The black steel of Khartalvar ripped through another demon’s ribs, and when it rolled off spasming and gushing, Tejeshwar Kharsawan was revealed beneath. His armor had been torn open, and many terrible wounds inflicted upon his flesh. He lay in a puddle of his own blood, and when he rose, red drizzled down broken leather straps. Despite the mortal injuries, he fought on, slashing at the monster Devedas had wounded.
Until a huge demon grabbed Tejeshwar from behind by neck and hip, lifting the dying bearer high overhead.
Tejeshwar desperately reversed his grip and tried to stab downward to pierce the demon’s skull, but he was too late. And the demon hurled him down into the oil fire gutter. He struck the ground with bone shattering force. Droplets of flaming oil were thrown in every direction. Tejeshwar did not so much as scream as he burned to death. Devedas chose to believe that was because a bearer would never give the enemy the satisfaction or risk damaging the morale of his men.
Devedas kicked that demon in the back. It stumbled toward the fire. When it turned around, he struck a mighty overhand blow against the dome of its head. Once, twice. He ducked beneath a swing and drove his shoulder into the beast. Going against the grain of its hide stripped the gold from his steel armor, but Devedas came up and hit it over the head a third time. Claws rent a hole in his shield, but the fourth blow across its face sent the demon spiraling into the fire.
There was no way Tejeshwar survived within that inferno, but somehow, by magic or incredible will, his final defiant act was to throw Khartalvar out of the flames.
The ancestor blade landed near Devedas.
Satisfied his sword was safe, Tejeshwar sank into the fire, flesh turning to ash, leaving nothing but a steel shell behind.

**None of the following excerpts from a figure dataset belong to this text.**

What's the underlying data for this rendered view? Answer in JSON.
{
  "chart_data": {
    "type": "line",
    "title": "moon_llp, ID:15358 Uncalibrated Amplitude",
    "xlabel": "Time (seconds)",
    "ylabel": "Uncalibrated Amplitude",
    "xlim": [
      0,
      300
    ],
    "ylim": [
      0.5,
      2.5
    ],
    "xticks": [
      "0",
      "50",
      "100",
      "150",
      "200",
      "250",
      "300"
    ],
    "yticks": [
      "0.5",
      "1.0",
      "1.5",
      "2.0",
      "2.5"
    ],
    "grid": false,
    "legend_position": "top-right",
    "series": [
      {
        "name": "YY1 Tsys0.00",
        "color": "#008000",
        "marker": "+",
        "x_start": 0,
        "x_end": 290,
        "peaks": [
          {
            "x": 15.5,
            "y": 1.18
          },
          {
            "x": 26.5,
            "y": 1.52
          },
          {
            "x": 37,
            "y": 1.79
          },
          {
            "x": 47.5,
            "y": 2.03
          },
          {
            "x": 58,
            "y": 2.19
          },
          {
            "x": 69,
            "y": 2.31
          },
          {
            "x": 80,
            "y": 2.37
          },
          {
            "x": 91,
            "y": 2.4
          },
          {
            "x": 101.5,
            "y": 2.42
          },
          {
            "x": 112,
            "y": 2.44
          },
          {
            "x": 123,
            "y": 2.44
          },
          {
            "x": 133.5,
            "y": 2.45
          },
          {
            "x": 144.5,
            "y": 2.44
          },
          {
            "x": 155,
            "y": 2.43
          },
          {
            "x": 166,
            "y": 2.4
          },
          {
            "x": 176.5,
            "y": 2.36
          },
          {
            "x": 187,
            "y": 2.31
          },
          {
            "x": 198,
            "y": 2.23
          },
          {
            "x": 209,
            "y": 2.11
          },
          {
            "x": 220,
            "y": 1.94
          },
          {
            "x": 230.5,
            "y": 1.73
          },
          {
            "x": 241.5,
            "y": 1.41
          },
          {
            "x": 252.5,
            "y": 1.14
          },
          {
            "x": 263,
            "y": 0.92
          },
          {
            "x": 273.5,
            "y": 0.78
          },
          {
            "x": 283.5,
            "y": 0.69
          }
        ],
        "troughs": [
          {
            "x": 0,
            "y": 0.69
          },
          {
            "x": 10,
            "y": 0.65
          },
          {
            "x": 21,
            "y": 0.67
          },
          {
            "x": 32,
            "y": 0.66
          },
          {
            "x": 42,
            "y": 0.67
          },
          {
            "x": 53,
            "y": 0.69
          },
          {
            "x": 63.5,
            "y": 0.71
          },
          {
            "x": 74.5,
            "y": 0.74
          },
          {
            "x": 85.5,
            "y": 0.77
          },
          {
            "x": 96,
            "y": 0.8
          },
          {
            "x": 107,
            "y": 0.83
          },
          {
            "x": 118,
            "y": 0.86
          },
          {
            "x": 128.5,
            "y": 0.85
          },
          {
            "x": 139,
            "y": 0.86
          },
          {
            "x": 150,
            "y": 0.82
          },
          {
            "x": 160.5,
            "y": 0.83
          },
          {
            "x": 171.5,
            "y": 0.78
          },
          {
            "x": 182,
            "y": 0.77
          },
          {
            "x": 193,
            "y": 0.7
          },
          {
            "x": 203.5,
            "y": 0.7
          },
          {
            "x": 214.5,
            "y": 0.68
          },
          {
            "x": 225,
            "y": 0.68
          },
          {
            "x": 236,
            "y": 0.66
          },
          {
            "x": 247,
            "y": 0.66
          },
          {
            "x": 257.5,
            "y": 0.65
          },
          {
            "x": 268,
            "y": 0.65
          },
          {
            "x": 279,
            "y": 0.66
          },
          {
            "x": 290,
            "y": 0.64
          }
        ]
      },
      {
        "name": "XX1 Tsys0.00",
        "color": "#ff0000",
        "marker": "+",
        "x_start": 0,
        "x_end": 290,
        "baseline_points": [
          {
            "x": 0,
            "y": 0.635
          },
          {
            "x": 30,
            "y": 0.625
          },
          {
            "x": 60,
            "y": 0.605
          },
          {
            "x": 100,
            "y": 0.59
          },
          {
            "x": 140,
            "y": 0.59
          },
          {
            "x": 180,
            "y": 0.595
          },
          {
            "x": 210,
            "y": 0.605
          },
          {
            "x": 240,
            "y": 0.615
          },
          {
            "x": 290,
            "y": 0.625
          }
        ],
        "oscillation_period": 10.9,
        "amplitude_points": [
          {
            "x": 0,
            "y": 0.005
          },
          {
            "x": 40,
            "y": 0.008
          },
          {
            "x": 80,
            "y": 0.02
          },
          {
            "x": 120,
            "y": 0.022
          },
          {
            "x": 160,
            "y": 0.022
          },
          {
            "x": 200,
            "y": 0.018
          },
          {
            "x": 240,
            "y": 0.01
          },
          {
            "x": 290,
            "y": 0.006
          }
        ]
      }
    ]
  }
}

Devedas stared at the ancestor blade. His own family’s sword had denied him. That denial had forged him into a king. As Ashok was the Son of the Black Sword, Devedas was its orphan. Losing his birthright had made him bitter, but bitterness had turned to ambition, and Devedas had used that to accomplish what no one else alive could have. Ashok believed it was because the gods required there be a king who would give the fanatics their freedom when no one else would have dared. If that was what the ancients had needed him for, then his purpose was done, and the black steel would punish him for his hubris…
But if not, and he were to take up Khartalvar, then he would be a warrior king, who would drown this city in demon blood.
He sheathed his sword and reached for the ancestor blade, but then he hesitated, for he’d done many terrible things since Angruvadal had rejected him. If it had scarred the face of an honorable boy with noble intent, what would it do to a dishonorable man who’d overthrown the Law itself? Worse than death, if black steel rejected the Maharaja, his legacy would be saltwater. His rule over. Rada would be exiled in shame. His unborn son would inherit nothing and, like his father before him, would be claimed by no house.
All his effort, the crimes, the betrayals, the sacrifice and pain and lies…all that would have been for nothing.
So be it.
“Hear me ancestors of Kharsawan, I’m not of your house but I would use you to slay many demons. If you find me unworthy, then cut me, but I beg you, keep it shallow enough I can keep fighting, because there are a whole lot of these bastards still to kill!”
He took up the sword. It promptly stung his palm and weighed his sins.
Wreathed in fire, the demon leapt up from the gutter. Devedas cleaved it from shoulder to belly.
As the monster tumbled back into the flames in two pieces, the Maharaja turned back to his Army of Many Houses and lifted the black-steel blade high for all to see.
“Rally to me, brothers! Today we fight for Lok!”